North Carolina Senator Kay Hagan has sponsored an amendment to the Farm Bill to exempt pesticides that are directly applied to waterbodies from having to be permitted under the Clean Water Act. She claims that she is doing this to help farmers.

"I'm sponsoring this amendment to protect farmers from burdensome and unnecessary regulations that keep them from doing what they do best: farming," Hagan said in a statement.

But this is not actually doing anything to help farmers. The Clean Water Act already exempts agricultural irrigation return flows from the permitting process. This permit is not a problem for farmers.

The permits are required for activities like spraying for mosquito larva in a lake or invasive animal species that populate a stream or weeds clogging a utility right of way. Not farming.

The permit doesn’t ban the use of pesticides. It just requires that the pesticide application be done safely. And if a lake is already contaminated with a certain pesticide, you can’t put more of that pesticide directly into the lake.

The permit gives us notice. It lets a mom know that a swimming hole has been sprayed with a toxic chemical before her kids jump into it. It provides notice to a fisherman that the fish in the lake he likes to frequent have just been exposed to a pesticide before he takes it home and eats it. Why would they want to know this? Pesticides are poisons, designed to kill things. Exposure to them can cause many health problems in people and in wildlife.

But Sen. Hagan wants to eliminate these protections.

Hagan is not protecting farmers. Agricultural return flows are already exempted from the Clean Water Act.

Hagan is not protecting public health. Public health departments can spray for mosquitoes and other pests to protect public health from West Nile and other diseases.
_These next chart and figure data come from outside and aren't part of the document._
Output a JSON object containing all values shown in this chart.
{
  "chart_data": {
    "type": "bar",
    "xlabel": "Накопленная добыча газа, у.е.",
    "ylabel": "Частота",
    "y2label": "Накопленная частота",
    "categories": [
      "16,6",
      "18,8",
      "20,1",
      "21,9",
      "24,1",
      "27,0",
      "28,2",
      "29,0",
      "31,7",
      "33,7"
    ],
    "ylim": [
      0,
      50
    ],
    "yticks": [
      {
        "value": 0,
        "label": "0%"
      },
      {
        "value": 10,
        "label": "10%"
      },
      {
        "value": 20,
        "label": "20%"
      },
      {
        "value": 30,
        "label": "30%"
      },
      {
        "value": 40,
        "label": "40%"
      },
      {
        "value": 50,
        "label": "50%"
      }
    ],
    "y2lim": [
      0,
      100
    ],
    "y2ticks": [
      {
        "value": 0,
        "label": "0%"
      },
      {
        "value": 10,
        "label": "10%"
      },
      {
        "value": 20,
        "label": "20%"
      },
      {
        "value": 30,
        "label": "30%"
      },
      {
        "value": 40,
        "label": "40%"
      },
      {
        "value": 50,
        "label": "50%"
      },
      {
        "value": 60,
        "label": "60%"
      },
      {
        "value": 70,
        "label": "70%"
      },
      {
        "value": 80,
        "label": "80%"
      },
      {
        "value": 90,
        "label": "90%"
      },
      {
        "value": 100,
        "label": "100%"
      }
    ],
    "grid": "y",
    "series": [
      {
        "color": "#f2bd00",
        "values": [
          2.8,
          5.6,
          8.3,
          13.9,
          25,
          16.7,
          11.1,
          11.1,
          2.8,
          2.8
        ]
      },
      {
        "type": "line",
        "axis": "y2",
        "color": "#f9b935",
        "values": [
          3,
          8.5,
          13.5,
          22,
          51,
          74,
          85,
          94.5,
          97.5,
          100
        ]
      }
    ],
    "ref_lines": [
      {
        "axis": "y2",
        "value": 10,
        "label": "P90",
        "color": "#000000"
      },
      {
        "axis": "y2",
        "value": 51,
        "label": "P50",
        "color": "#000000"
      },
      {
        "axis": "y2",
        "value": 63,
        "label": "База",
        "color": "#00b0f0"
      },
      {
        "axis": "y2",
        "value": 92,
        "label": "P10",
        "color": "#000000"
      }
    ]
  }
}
Hagan is not protecting our pocketbooks. More pesticides in our source water mean drinking water utilities have to spend more money to remove these poisons from our tap water. That added cost has to be paid by taxpayers or by customers – that is, you and me.

More than 1000 waterways are currently impaired by pesticide contamination. Eliminating the Clean Water Act protections will mean many, many more waterways will join that group.

Yes, we can keep pests out of the lakes, rivers, and streams we swim and fish in, and yes it can be done safely. But Senator Hagan is trying to take the protections away. I was born and raised in North Carolina. It makes me sad that Senator Hagan prefers to spend her time in  Congress pretending to help farmers, rather than actually protecting North Carolinians from pesticides.